SES 15 was originally supposed to fly on a dual-payload mission on Arianespace’s heavy-lift Ariane 5 rocket, but the launch firm and SES agreed last year to switch to a medium-class Soyuz booster to keep the satellite on schedule due a jam-packed Ariane 5 manifest.

“The downside (of all-electric propulsion) is the orbit-raising,” Halliwell said. “We’re looking for very good performance on the Soyuz and the Fregat, but even so, we’re probably looking at 190-odd days of orbit-raising. But we’re going to push this as hard as we can, and we’re looking to try to get into orbit and to get into operation before the end of the year.”

SES and Boeing announced the agreement to build the SES 15 satellite in February 2015.

The spacecraft hosts hardware for multiple Ku-band communications missions, including a high-throughput payload designed to provide in-flight connectivity to airline passengers traveling across North America, Central America and the Caribbean.

The aeronautical mobility payload “covers the whole of the United States, going right the way up to Alaska, and with a corridor going out to Hawaii, all in Ku,” Halliwell said.

A Ku-band beam for video broadcasts overlays the high-throughput footprint over the United States, according to Halliwell.

SES 15 also carries a hosted payload built by Raytheon to improve GPS navigation data over the United States. The navigation aid is part of the Federal Aviation Administration’s Wide-Area Augmentation System, used by pilots and air traffic controllers to improve aircraft spacing and positioning near busy airports and in inclement weather.

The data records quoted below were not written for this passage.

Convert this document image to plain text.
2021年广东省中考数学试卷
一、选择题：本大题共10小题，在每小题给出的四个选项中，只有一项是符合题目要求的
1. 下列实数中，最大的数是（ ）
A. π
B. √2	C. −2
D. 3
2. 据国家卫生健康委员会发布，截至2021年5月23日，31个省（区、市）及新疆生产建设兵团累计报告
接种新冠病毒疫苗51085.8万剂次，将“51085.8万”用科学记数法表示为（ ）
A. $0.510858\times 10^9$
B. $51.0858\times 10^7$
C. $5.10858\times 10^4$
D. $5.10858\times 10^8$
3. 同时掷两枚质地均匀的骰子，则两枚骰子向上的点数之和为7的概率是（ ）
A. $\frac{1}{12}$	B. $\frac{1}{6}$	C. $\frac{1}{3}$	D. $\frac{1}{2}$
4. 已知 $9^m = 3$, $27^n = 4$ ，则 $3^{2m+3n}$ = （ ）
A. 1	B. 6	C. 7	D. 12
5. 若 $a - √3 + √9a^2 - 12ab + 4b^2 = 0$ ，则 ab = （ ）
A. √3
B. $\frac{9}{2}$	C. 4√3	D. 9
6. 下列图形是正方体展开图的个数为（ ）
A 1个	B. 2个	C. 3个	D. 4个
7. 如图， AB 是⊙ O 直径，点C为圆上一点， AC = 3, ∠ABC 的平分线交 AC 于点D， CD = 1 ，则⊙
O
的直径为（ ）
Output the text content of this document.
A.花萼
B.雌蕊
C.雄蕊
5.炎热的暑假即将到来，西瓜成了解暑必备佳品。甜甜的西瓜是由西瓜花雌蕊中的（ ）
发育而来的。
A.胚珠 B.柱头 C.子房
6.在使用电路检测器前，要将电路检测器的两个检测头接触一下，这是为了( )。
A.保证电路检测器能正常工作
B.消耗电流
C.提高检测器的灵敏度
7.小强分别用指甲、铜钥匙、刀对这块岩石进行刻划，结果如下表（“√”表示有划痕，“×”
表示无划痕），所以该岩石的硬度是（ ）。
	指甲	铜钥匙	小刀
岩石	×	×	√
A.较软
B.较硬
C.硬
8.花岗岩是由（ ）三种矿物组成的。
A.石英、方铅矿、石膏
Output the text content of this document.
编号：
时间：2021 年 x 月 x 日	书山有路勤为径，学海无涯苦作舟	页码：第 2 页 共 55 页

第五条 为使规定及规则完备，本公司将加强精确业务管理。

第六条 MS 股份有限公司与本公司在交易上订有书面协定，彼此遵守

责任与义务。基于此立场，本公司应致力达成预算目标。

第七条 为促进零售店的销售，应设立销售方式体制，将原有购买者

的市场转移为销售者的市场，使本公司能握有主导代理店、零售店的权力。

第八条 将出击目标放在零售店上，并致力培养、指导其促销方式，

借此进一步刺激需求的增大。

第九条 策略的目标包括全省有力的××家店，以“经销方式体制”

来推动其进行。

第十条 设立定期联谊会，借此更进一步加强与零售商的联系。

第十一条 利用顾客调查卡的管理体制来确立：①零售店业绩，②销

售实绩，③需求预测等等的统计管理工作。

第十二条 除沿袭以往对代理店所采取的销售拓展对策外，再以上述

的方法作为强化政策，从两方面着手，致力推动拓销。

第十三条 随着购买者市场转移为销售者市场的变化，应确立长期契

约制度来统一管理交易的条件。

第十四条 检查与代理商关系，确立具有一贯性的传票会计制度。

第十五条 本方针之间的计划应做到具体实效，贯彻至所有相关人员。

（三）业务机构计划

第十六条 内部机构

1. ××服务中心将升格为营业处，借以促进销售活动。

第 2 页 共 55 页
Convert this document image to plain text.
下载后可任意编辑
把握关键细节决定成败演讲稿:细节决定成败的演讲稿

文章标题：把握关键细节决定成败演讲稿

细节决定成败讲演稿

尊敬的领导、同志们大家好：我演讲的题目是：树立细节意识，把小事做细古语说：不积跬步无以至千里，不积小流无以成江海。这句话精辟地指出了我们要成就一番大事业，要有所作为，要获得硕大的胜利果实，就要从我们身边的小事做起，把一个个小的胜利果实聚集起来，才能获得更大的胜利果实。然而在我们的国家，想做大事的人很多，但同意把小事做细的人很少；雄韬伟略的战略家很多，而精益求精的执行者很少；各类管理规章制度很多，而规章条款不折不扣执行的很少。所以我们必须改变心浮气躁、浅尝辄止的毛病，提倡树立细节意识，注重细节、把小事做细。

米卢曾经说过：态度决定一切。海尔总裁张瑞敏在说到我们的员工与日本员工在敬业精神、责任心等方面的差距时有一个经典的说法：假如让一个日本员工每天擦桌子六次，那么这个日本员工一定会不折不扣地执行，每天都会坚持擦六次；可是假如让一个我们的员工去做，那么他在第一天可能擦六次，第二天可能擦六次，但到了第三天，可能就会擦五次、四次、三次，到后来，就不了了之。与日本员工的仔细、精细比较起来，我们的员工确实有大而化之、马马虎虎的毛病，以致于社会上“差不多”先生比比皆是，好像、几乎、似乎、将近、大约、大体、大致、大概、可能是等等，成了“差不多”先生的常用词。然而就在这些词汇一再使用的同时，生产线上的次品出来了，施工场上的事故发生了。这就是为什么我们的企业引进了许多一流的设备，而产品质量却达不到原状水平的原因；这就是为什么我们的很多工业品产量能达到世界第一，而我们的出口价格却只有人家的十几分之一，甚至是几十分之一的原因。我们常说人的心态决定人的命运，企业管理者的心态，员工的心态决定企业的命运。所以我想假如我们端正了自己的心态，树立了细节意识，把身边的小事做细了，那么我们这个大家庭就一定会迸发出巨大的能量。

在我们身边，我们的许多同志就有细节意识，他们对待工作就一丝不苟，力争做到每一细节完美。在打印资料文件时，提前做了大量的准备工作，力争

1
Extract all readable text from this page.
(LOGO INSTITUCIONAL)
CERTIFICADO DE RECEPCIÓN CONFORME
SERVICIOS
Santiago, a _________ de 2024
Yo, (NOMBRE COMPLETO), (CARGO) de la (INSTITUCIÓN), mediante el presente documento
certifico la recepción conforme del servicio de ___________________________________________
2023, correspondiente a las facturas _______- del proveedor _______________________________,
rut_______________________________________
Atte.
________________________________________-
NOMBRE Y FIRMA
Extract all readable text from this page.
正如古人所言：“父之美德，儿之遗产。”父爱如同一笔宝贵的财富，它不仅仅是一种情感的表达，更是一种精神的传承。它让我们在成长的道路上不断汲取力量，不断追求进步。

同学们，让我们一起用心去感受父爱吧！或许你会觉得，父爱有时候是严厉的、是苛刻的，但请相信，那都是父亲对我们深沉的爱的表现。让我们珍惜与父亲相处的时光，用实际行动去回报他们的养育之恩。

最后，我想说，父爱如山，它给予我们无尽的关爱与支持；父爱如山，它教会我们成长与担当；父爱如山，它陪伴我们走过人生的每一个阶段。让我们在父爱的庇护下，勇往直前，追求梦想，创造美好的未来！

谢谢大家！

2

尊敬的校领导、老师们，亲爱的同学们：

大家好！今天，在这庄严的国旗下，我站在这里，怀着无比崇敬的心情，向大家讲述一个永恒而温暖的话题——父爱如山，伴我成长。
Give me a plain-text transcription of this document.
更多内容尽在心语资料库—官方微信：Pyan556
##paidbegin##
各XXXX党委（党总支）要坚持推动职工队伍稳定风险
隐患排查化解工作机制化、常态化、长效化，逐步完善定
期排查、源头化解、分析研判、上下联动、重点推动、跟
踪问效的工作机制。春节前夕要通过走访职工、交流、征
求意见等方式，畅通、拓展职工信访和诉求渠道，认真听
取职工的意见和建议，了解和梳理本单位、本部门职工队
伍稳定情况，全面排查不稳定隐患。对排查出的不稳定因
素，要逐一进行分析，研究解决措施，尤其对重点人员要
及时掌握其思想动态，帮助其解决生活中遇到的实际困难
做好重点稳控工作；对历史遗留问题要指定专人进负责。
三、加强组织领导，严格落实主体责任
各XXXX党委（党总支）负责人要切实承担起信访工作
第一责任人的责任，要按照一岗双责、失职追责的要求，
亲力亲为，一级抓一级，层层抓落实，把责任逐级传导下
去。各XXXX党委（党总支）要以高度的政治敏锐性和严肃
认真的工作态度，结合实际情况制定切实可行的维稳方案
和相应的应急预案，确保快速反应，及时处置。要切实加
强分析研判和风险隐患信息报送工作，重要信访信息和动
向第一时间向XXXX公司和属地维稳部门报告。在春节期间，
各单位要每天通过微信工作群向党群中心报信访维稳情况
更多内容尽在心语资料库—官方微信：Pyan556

In an interview with Spaceflight Now, Spiwak said more than 50 structural components on SES 15 were 3D-printed.

“We’re now using a lot of these technologies, whether it be all-electric (propulsion) or printed parts, across all of our product line,” Spiwak said.

Artist’s concept of the SES 15 satellite. Credit: Boeing

SES 15 will be the second Boeing-built telecom satellite launched this week.

A SpaceX Falcon 9 rocket took off Monday and delivered a heavyweight satellite for Inmarsat’s mobile broadband service to orbit.

Boeing ground controllers at the company’s satellite factory in El Segundo, California, are overseeing Inmarsat 5 F4’s early testing and orbit-raising, while a separate engineering team is preparing for SES 15’s liftoff, according to Spiwak.

Boeing has four mission control rooms that could be activated simultaneously, Spiwak said.

“We’ve looked at could we even launch on the same day, or within a day or so, so we’ve got all of that mapped out, and the mission control rooms and personnel all in place to support the different missions,” Spiwak said.

“From that standpoint, we’re going to have one team executing on Inmarsat and continuing to do that, and of course, SES 15’s countdown and launch will be Thursday, so there’s a separate team leading that up.”

Spiwak said Inmarsat 5 F4 is in good shape following Monday’s launch as the satellite prepares for a series of firings by its liquid-fueled engine over the next couple of weeks to reach geostationary orbit.

Boeing’s mission controllers are re-planning some of the orbit-raising maneuvers after the Falcon 9 rocket deployed Inmarsat 5 F4 into a higher-than-expected orbit, giving the craft an extra boost toward its final position.